Yılmaz, 6 Şubat 2023'teki Kahramanmaraş merkezli depremin ardından Hatay, Kahramanmaraş ve Adıyaman gibi illere gönderilen 36 Mobil Evrensel Römork Baz İstasyonu sayesinde, halkın kendi içindeki iletişiminin sağlandığını ve koordinasyonun daha etkili hale getirebildiğini dile getirerek, bu teknolojilerin her birinin insan hayatını koruma mücadelesinde umut olduğunu belirtti.

"Afetlere dayanıklı şehirler oluşturmak için akıllı yeni nesil altyapıların kullanımını çok önemli görüyoruz"

Afet Teknolojileri Raporu'nun önemli bir rehber niteliğinde olduğunu söyleyen Yılmaz, özellikle erken uyarı sistemlerinin geliştirilmesi, yüksek risk taşıyan bölgelerde merkezi uyarı sistemlerinin kurulması ve bu sistemlerin yapay zeka, nesnelerin interneti (IoT) gibi ileri teknolojilerle desteklenmesi gibi önerilerin mevcut çalışmalara katkı sağlayacağını ifade etti.

Yapay zekanın doğru kullanımının ve her alanda üretken yapay zekayı değerlendirmenin önemine de dikkati çeken Yılmaz, "Afetlere dayanıklı şehirler oluşturmak için akıllı yeni nesil altyapıların kullanımını da çok önemli görüyoruz.
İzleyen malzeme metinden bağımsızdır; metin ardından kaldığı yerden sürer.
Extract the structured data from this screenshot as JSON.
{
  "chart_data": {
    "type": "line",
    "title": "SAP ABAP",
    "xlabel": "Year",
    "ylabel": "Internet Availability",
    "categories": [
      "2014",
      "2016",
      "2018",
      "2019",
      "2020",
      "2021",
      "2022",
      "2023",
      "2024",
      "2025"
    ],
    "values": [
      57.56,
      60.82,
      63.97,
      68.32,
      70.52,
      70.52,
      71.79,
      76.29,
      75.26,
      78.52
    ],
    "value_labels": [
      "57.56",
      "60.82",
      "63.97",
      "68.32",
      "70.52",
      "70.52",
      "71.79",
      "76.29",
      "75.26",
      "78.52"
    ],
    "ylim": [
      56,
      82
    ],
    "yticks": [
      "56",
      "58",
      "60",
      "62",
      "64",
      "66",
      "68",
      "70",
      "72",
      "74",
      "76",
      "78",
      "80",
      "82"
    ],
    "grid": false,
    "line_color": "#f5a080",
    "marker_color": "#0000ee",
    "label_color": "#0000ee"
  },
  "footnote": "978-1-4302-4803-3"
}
Yenilenebilir enerji teknolojileri ve akıllı şebekeler ile afet sonrası enerji ihtiyacını karşılayacak çözüm önerilerini geliştirmek istiyoruz." dedi.

Uydu tabanlı haberleşme sistemleri ve mobil baz istasyonlarıyla iletişim altyapısının güçlendirilmesinin raporda belirtildiği gibi hayati olduğunu kaydeden Yılmaz, ilgili kurumların da rapordan faydalanacağına inandığını söyledi.

Yılmaz, "Türkiye önümüzdeki yıl 5G konusunda ihale süreçlerini de başlatacak. İletişim altyapımızda çok daha hızlı işleyen, güçlü bir altyapıyı böylece oluşturmuş olacağız. 5G ile artan kapasite, yapay zeka veya daha büyük verilerin işlenmesiyle çalışan sistemler için de önemli bir katkı sunmuş olacak." ifadelerini kullandı.

Kamu ve özel sektör arasındaki işbirliğinin afet yönetimi alanında etkili çözümler geliştirmede kaçınılmaz olduğunu belirten Yılmaz, özel sektörün yenilikçi teknolojilerinin, kamu kurumlarının operasyonel kapasitesiyle birleştiğinde afetlerin etkilerinin minimize edildiğini bildirdi.

DEİK Dijital Teknolojiler İş Konseyi Başkanı Erdem Erkul'un Afet Teknolojileri Raporu'nu sunduğu toplantıya, AFAD Başkanı Okay Memiş, DEİK Başkanı Nail Olpak, DEİK yönetim kurulu üyeleri ve davetliler katıldı.